Drug/Compound	Experimental Model	Method and Intervention	Treatment Outcome	References
Dexmedetomidine	Streptozotocin-induced diabetic rats	Twenty-four rats were randomly assigned into four groups of six rats per group; group I (non-diabetic rats, group II (diabetic rats); group III (diabetic rats were subjected to I/R); and group IV (diabetic rats subjected to I/R and received 50μg/kg of DEX administered intraperitoneally 30 mins prior to (I/R). The levels of TNF-α, IL- 1β, oxidative stress in diabetic kidneys were determined, and the expression of TXNIP was also assessed.	The levels of TNF-α, IL-1β, and oxidative stress were found significantly higher in group III when compared with group IV. The protein expressions of TXNIP were significantly increased in the third group.	52
Tranilast	Streptozotocin-induced diabetic rats	Rats were rendered diabetic with streptozotocin and after 6 weeks of diabetes, diabetic rats were divided into two groups: group I treated with tranilast at 200 mg/kg/day and group II with the vehicle.	Diabetic rats had a significant increase in albuminuria, tubulointerstitial fibrosis, peritubular collagen IV accumulation, ROS and macrophage infiltration (increase in TXNIP).Treatment with tranilast for 4 weeks significantly attenuated TXNIP up-regulation in diabetic rats.	37
Verapamil	High-fat diet (HFD) induced diabetic mice and palmitate-treated neurons	Mice were randomly assigned to four groups as follows: normal control mice (control) with a placebo, HFD mice with a placebo, HFD mice treated with verapamil (HFD + verapamil), and control mice treated with verapamil.	The results revealed that TXNIP up-regulation is associated with pre-diabetic neuropathy in HFD-fed mice. TXNIP knockdown improved DN in HFD-induced pre-diabetic mice.Based on this finding, verapamil showed to attenuate pre-diabetic neuropathy in HFD mice through inhibiting TXNIP expression.	53
Fenofibrate	Streptozotocin-induced diabetic rats	Two groups of rats were used. Group I was administered a 60 mg/kg dose of streptozotocin through IP; group II was administered citrate buffer. Two weeks after inducing diabetes, the rats were randomly divided into two subgroups diabetic rats.Then they were given 100 mg/kg/day FA for 24 weeks. At the end of the 24-weeks treatment, retinal capillary basement membrane thickness was examined, retinal vascular permeability was quantified, retinal ROS level was quantified, and levels of TXNIP were measured.	In the FA-treated group, a significant reduction (~40%) in retinal capillary BMT was observed in the retinas of diabetic rats compared to those of diabetic rats (129.3 ± 9.4 nm vs 212.4 ± 18.1 nm).Retinal vascular permeability and ROS levels were significantly decreased in the FA treated diabetic rats associated with decreased TXNIP expression.	54

Abbreviations: DEX, Dexmedetomidine; DN, Diabetic neuropathy; FA, Fenofibrate; HFD, High-fat diet; IL- 1β, Interleukin one beta; I/R, Ischemia/reperfusion; ROS, Reactive oxygen species; TNFα, Tumor necrosis factor.

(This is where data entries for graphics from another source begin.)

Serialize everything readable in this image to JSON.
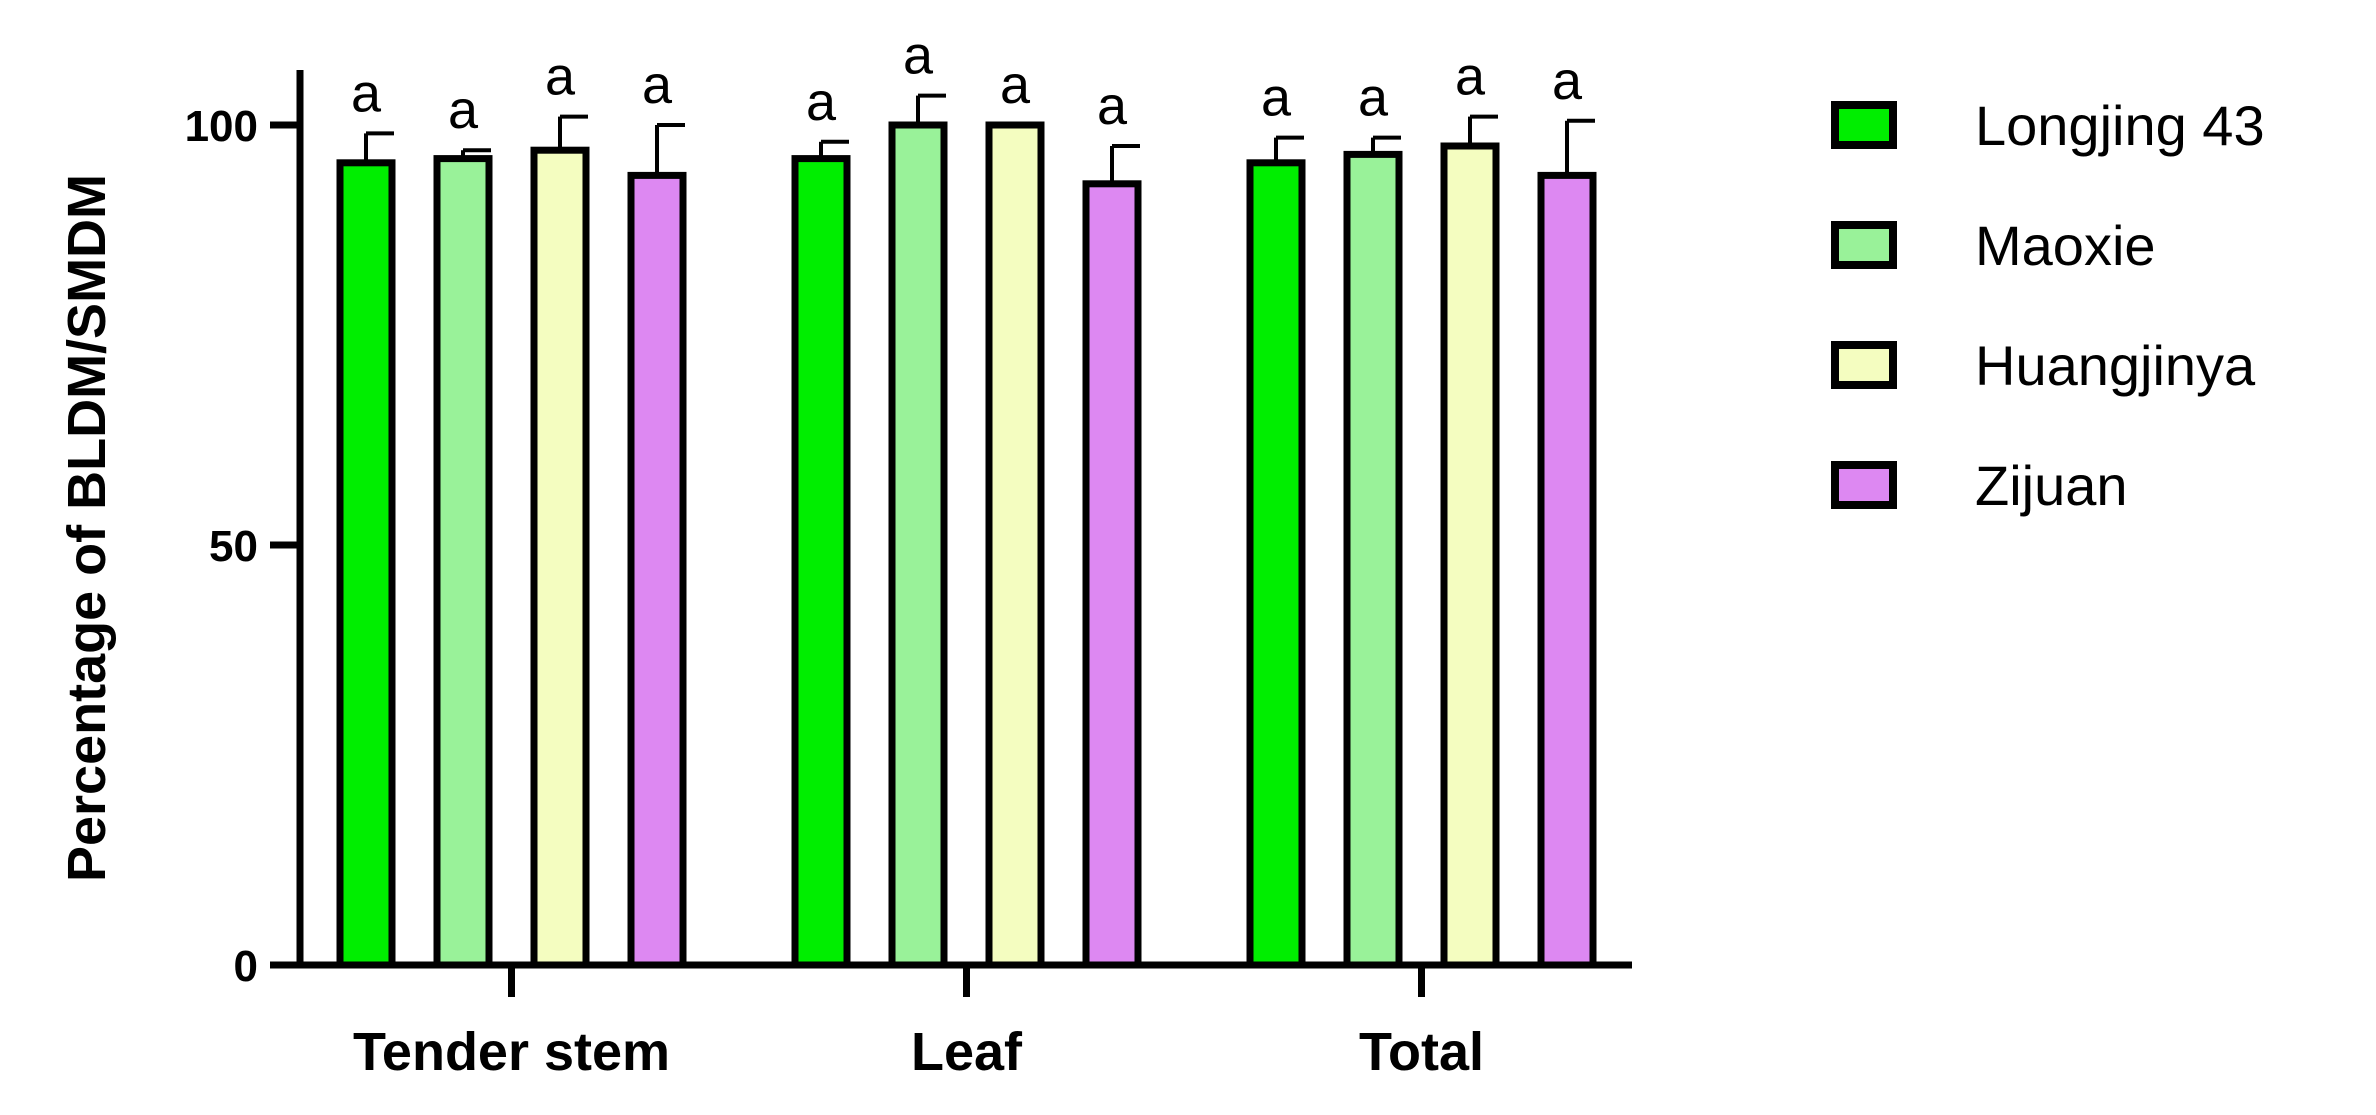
{
  "chart_data": {
    "type": "bar",
    "ylabel": "Percentage of  BLDM/SMDM",
    "ylim": [
      0,
      100
    ],
    "yticks": [
      "0",
      "50",
      "100"
    ],
    "categories": [
      "Tender stem",
      "Leaf",
      "Total"
    ],
    "legend_position": "right",
    "series": [
      {
        "name": "Longjing 43",
        "color": "#00ee00",
        "values": [
          95.5,
          96.0,
          95.5
        ],
        "errors": [
          3.5,
          2.0,
          3.0
        ],
        "sig": [
          "a",
          "a",
          "a"
        ]
      },
      {
        "name": "Maoxie",
        "color": "#99f299",
        "values": [
          96.0,
          100.0,
          96.5
        ],
        "errors": [
          1.0,
          3.5,
          2.0
        ],
        "sig": [
          "a",
          "a",
          "a"
        ]
      },
      {
        "name": "Huangjinya",
        "color": "#f4fdc0",
        "values": [
          97.0,
          100.0,
          97.5
        ],
        "errors": [
          4.0,
          0.0,
          3.5
        ],
        "sig": [
          "a",
          "a",
          "a"
        ]
      },
      {
        "name": "Zijuan",
        "color": "#dd88f2",
        "values": [
          94.0,
          93.0,
          94.0
        ],
        "errors": [
          6.0,
          4.5,
          6.5
        ],
        "sig": [
          "a",
          "a",
          "a"
        ]
      }
    ]
  }
}
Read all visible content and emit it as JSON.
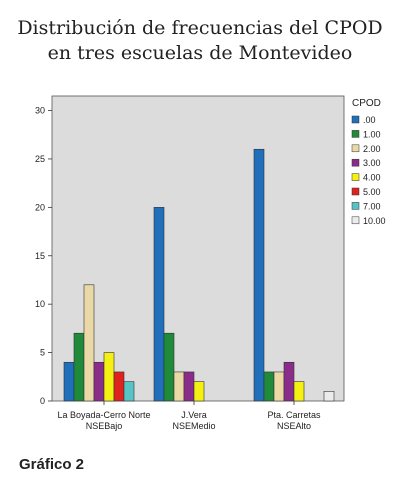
{
  "caption": "Gráfico 2",
  "chart_data": {
    "type": "bar",
    "title_lines": [
      "Distribución de frecuencias del CPOD",
      "en tres escuelas de Montevideo"
    ],
    "legend_title": "CPOD",
    "legend_placement": "right",
    "categories": [
      [
        "La Boyada-Cerro Norte",
        "NSEBajo"
      ],
      [
        "J.Vera",
        "NSEMedio"
      ],
      [
        "Pta. Carretas",
        "NSEAlto"
      ]
    ],
    "y_ticks": [
      0,
      5,
      10,
      15,
      20,
      25,
      30
    ],
    "ylim": [
      0,
      31.5
    ],
    "grid": false,
    "series": [
      {
        "name": ".00",
        "color": "#1f6fba",
        "values": [
          4,
          20,
          26
        ]
      },
      {
        "name": "1.00",
        "color": "#1f8a3a",
        "values": [
          7,
          7,
          3
        ]
      },
      {
        "name": "2.00",
        "color": "#ead9a6",
        "values": [
          12,
          3,
          3
        ]
      },
      {
        "name": "3.00",
        "color": "#8a2c8a",
        "values": [
          4,
          3,
          4
        ]
      },
      {
        "name": "4.00",
        "color": "#f4f012",
        "values": [
          5,
          2,
          2
        ]
      },
      {
        "name": "5.00",
        "color": "#e0221f",
        "values": [
          3,
          0,
          0
        ]
      },
      {
        "name": "7.00",
        "color": "#58c3c6",
        "values": [
          2,
          0,
          0
        ]
      },
      {
        "name": "10.00",
        "color": "#ececec",
        "values": [
          0,
          0,
          1
        ]
      }
    ],
    "plot_background": "#dcdcdc"
  }
}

Conclusion and Future Prospects

In the present review, targeting TXNIP is found to be relevant which offers a unique therapeutic opportunity in the management of diabetes mellitus as well as in the prevention of its long term complications by enhancing the secretion and sensitivity of insulin. Thus, TXNIP inhibitors that could reduce the expression and/or activity of TXNIP to non-diabetic levels are promising agents to stop the alarming rate of diabetes prevalence and its underlying complications. Further preclinical and clinical studies are indispensable to confirm the detailed relevance of TXNIP, and thereby discovering and developing promising agents that could counter the current worldwide diabetic induced public health crisis.